What version of MATLAB are we talking about here? And how are you determining whether memory was freed or not?
R2014a and earlier report 'FreeMemory' as a property of gpuDevice. This just tells you how much memory on the device isn't assigned to MATLAB. In R2014b we changed this to 'AvailableMemory', this tells you how much space there is on device plus how much space there is left in the memory pool. You see, MATLAB maintains a memory pool, so as you allocate more and more memory on the device, it won't be released, it'll be kept in the pool. So you won't see a reduction in 'FreeMemory' when you clear variables. Unless you force it to be released by calling reset(gpuDevice).
The purpose is to help keep things fast - if you're going to be doing more inverse FFTs on arrays this size, for instance, you'll get a speed-up by not having to wait for the memory to be allocated again.

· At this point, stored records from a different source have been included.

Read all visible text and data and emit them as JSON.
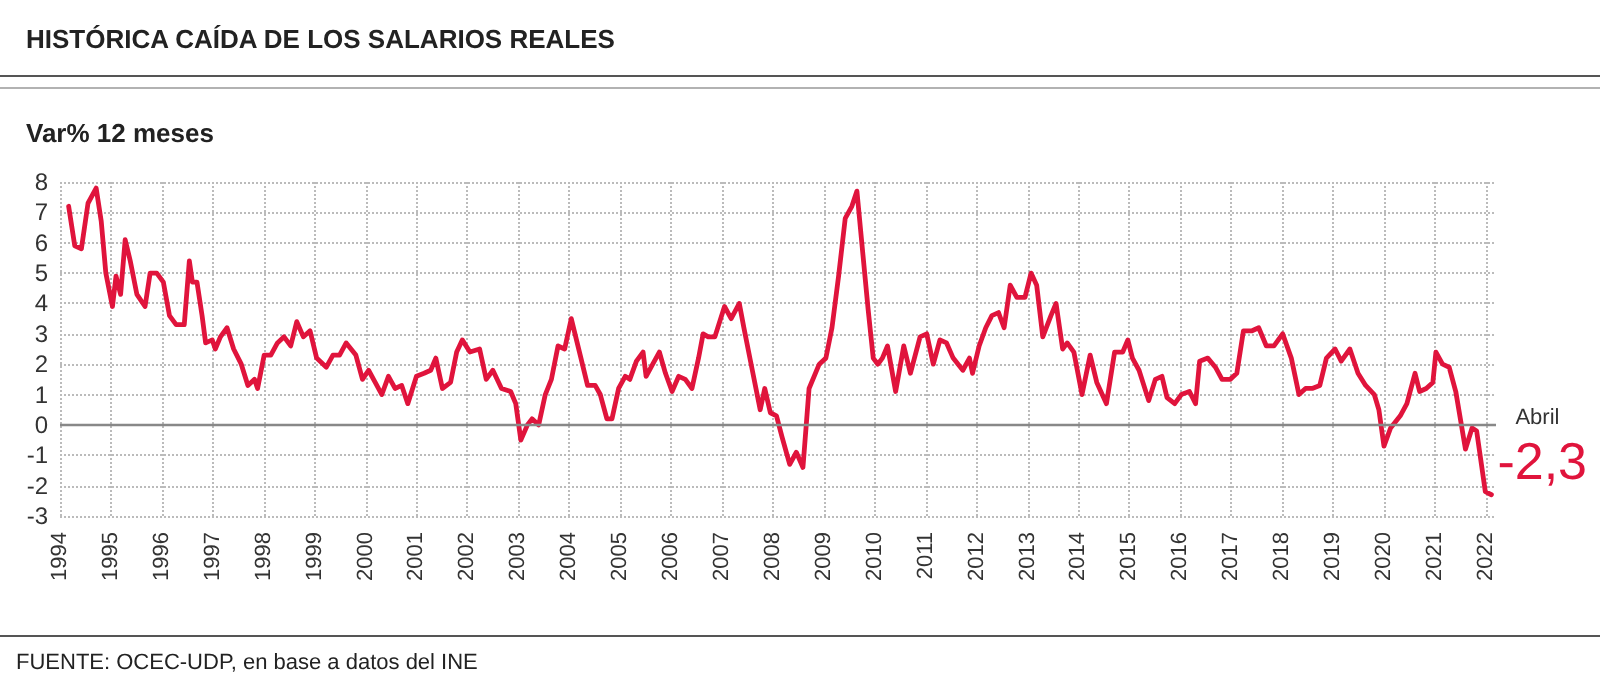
{
  "chart_data": {
    "type": "line",
    "title": "HISTÓRICA CAÍDA DE LOS SALARIOS REALES",
    "subtitle": "Var% 12 meses",
    "annotations": [
      "Abril",
      {
        "text": "-2,3",
        "x": 2022.11,
        "y": -2.3
      },
      "FUENTE: OCEC-UDP, en base a datos del INE"
    ],
    "series": [
      {
        "color": "#e0143c",
        "x": [
          1994.17,
          1994.29,
          1994.42,
          1994.55,
          1994.71,
          1994.81,
          1994.9,
          1995.03,
          1995.1,
          1995.19,
          1995.28,
          1995.38,
          1995.51,
          1995.67,
          1995.77,
          1995.9,
          1996.03,
          1996.15,
          1996.28,
          1996.44,
          1996.54,
          1996.6,
          1996.69,
          1996.79,
          1996.86,
          1996.99,
          1997.05,
          1997.15,
          1997.28,
          1997.41,
          1997.56,
          1997.69,
          1997.82,
          1997.88,
          1998.01,
          1998.14,
          1998.27,
          1998.4,
          1998.53,
          1998.65,
          1998.78,
          1998.91,
          1999.04,
          1999.23,
          1999.36,
          1999.49,
          1999.62,
          1999.81,
          1999.94,
          2000.06,
          2000.19,
          2000.32,
          2000.45,
          2000.58,
          2000.71,
          2000.83,
          2001.0,
          2001.15,
          2001.28,
          2001.38,
          2001.51,
          2001.67,
          2001.79,
          2001.9,
          2002.05,
          2002.24,
          2002.37,
          2002.5,
          2002.67,
          2002.85,
          2002.95,
          2003.05,
          2003.18,
          2003.27,
          2003.4,
          2003.53,
          2003.65,
          2003.78,
          2003.91,
          2004.04,
          2004.23,
          2004.36,
          2004.51,
          2004.61,
          2004.74,
          2004.84,
          2004.97,
          2005.1,
          2005.19,
          2005.32,
          2005.45,
          2005.51,
          2005.64,
          2005.77,
          2005.89,
          2006.02,
          2006.15,
          2006.28,
          2006.41,
          2006.54,
          2006.63,
          2006.73,
          2006.86,
          2007.05,
          2007.18,
          2007.34,
          2007.43,
          2007.56,
          2007.75,
          2007.84,
          2007.95,
          2008.07,
          2008.18,
          2008.33,
          2008.46,
          2008.59,
          2008.71,
          2008.91,
          2009.04,
          2009.16,
          2009.29,
          2009.42,
          2009.55,
          2009.65,
          2009.74,
          2009.87,
          2009.97,
          2010.06,
          2010.15,
          2010.25,
          2010.41,
          2010.57,
          2010.7,
          2010.89,
          2011.02,
          2011.15,
          2011.28,
          2011.41,
          2011.54,
          2011.73,
          2011.86,
          2011.92,
          2012.05,
          2012.18,
          2012.3,
          2012.43,
          2012.54,
          2012.66,
          2012.79,
          2012.95,
          2013.07,
          2013.18,
          2013.3,
          2013.46,
          2013.56,
          2013.69,
          2013.78,
          2013.91,
          2014.07,
          2014.23,
          2014.36,
          2014.55,
          2014.71,
          2014.87,
          2014.97,
          2015.06,
          2015.19,
          2015.38,
          2015.51,
          2015.64,
          2015.74,
          2015.89,
          2016.02,
          2016.18,
          2016.3,
          2016.38,
          2016.54,
          2016.69,
          2016.82,
          2016.98,
          2017.11,
          2017.24,
          2017.41,
          2017.54,
          2017.69,
          2017.84,
          2018.01,
          2018.18,
          2018.33,
          2018.46,
          2018.59,
          2018.74,
          2018.87,
          2019.04,
          2019.16,
          2019.33,
          2019.49,
          2019.64,
          2019.81,
          2019.9,
          2020.0,
          2020.13,
          2020.32,
          2020.45,
          2020.61,
          2020.7,
          2020.83,
          2020.96,
          2021.02,
          2021.15,
          2021.28,
          2021.41,
          2021.6,
          2021.73,
          2021.82,
          2021.99,
          2022.11
        ],
        "values": [
          7.2,
          5.9,
          5.8,
          7.3,
          7.8,
          6.7,
          5.0,
          3.9,
          4.9,
          4.3,
          6.1,
          5.4,
          4.3,
          3.9,
          5.0,
          5.0,
          4.7,
          3.6,
          3.3,
          3.3,
          5.4,
          4.7,
          4.7,
          3.6,
          2.7,
          2.8,
          2.5,
          2.9,
          3.2,
          2.5,
          2.0,
          1.3,
          1.5,
          1.2,
          2.3,
          2.3,
          2.7,
          2.9,
          2.6,
          3.4,
          2.9,
          3.1,
          2.2,
          1.9,
          2.3,
          2.3,
          2.7,
          2.3,
          1.5,
          1.8,
          1.4,
          1.0,
          1.6,
          1.2,
          1.3,
          0.7,
          1.6,
          1.7,
          1.8,
          2.2,
          1.2,
          1.4,
          2.4,
          2.8,
          2.4,
          2.5,
          1.5,
          1.8,
          1.2,
          1.1,
          0.7,
          -0.5,
          0,
          0.2,
          0,
          1.0,
          1.5,
          2.6,
          2.5,
          3.5,
          2.2,
          1.3,
          1.3,
          1.0,
          0.2,
          0.2,
          1.2,
          1.6,
          1.5,
          2.1,
          2.4,
          1.6,
          2.0,
          2.4,
          1.7,
          1.1,
          1.6,
          1.5,
          1.2,
          2.2,
          3.0,
          2.9,
          2.9,
          3.9,
          3.5,
          4.0,
          3.2,
          2.1,
          0.5,
          1.2,
          0.4,
          0.3,
          -0.4,
          -1.3,
          -0.9,
          -1.4,
          1.2,
          2.0,
          2.2,
          3.2,
          4.9,
          6.8,
          7.2,
          7.7,
          6.1,
          3.8,
          2.2,
          2.0,
          2.2,
          2.6,
          1.1,
          2.6,
          1.7,
          2.9,
          3.0,
          2.0,
          2.8,
          2.7,
          2.2,
          1.8,
          2.2,
          1.7,
          2.6,
          3.2,
          3.6,
          3.7,
          3.2,
          4.6,
          4.2,
          4.2,
          5.0,
          4.6,
          2.9,
          3.6,
          4.0,
          2.5,
          2.7,
          2.4,
          1.0,
          2.3,
          1.4,
          0.7,
          2.4,
          2.4,
          2.8,
          2.2,
          1.8,
          0.8,
          1.5,
          1.6,
          0.9,
          0.7,
          1.0,
          1.1,
          0.7,
          2.1,
          2.2,
          1.9,
          1.5,
          1.5,
          1.7,
          3.1,
          3.1,
          3.2,
          2.6,
          2.6,
          3.0,
          2.2,
          1.0,
          1.2,
          1.2,
          1.3,
          2.2,
          2.5,
          2.1,
          2.5,
          1.7,
          1.3,
          1.0,
          0.5,
          -0.7,
          -0.1,
          0.3,
          0.7,
          1.7,
          1.1,
          1.2,
          1.4,
          2.4,
          2.0,
          1.9,
          1.1,
          -0.8,
          -0.1,
          -0.2,
          -2.2,
          -2.3
        ]
      }
    ],
    "xlim": [
      1994,
      2022.2
    ],
    "xticks": [
      1994,
      1995,
      1996,
      1997,
      1998,
      1999,
      2000,
      2001,
      2002,
      2003,
      2004,
      2005,
      2006,
      2007,
      2008,
      2009,
      2010,
      2011,
      2012,
      2013,
      2014,
      2015,
      2016,
      2017,
      2018,
      2019,
      2020,
      2021,
      2022
    ],
    "ylim": [
      -3,
      8
    ],
    "yticks": [
      -3,
      -2,
      -1,
      0,
      1,
      2,
      3,
      4,
      5,
      6,
      7,
      8
    ],
    "ref_lines": [
      {
        "axis": "y",
        "value": 0,
        "color": "#888888"
      }
    ],
    "grid": true,
    "line_style": "solid",
    "marker": "none"
  }
}
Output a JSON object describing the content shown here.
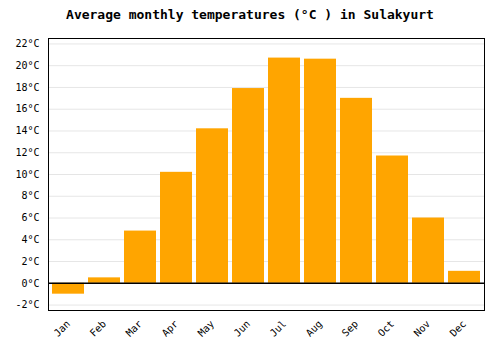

The problem is if you want to use multiple instances of MATLAB to access the same GPUDevice. One MATLAB may end up hogging all the memory, so there isn't any available to the other MATLABs. You can get help with this using an advanced feature. Restrict the allowed size of your memory pool using this code:
>> feature('GpuAllocPoolSizeKb', X);
where X is the desired pool size in Kb. You can set it to 0 to switch off the pool. Use -1 to return it to the default.
This doesn't completely solve the problem. MATLAB can only free GPU memory while it's performing other memory operations. So, ironically, even with a pool size of zero you may find that memory is only freed up when you create a new array. This gives PCT the opportunity to clean up the memory being held by out-of-scope gpuArrays. To get round this you may find it useful to create the odd dummy gpuArray of small size.
None of this may really help you, depending on what you're trying to do. Ultimately, the FFT and IFFT do need that much working memory while they're computing.
Fortunately, your problem is easy to break down, since you have ND arrays. Just divide your input matrices into pieces.
Edit: To get good numbers from gpuDevice.AvailableMemory you should also try changing the allowed size of the FFT plan cache:
>> feature('GpuFftMaxStoredSizeKb', 0);
It turns out that for your unusual problem size, the estimate of the plan size that AvailableMemory uses is no good, and the plan size is unusually large (1.5Gb or so). So AvailableMemory doesn't realise that you have additional memory available. Don't worry - this would become available as soon as you tried to allocate, it's just the reporting that's wrong.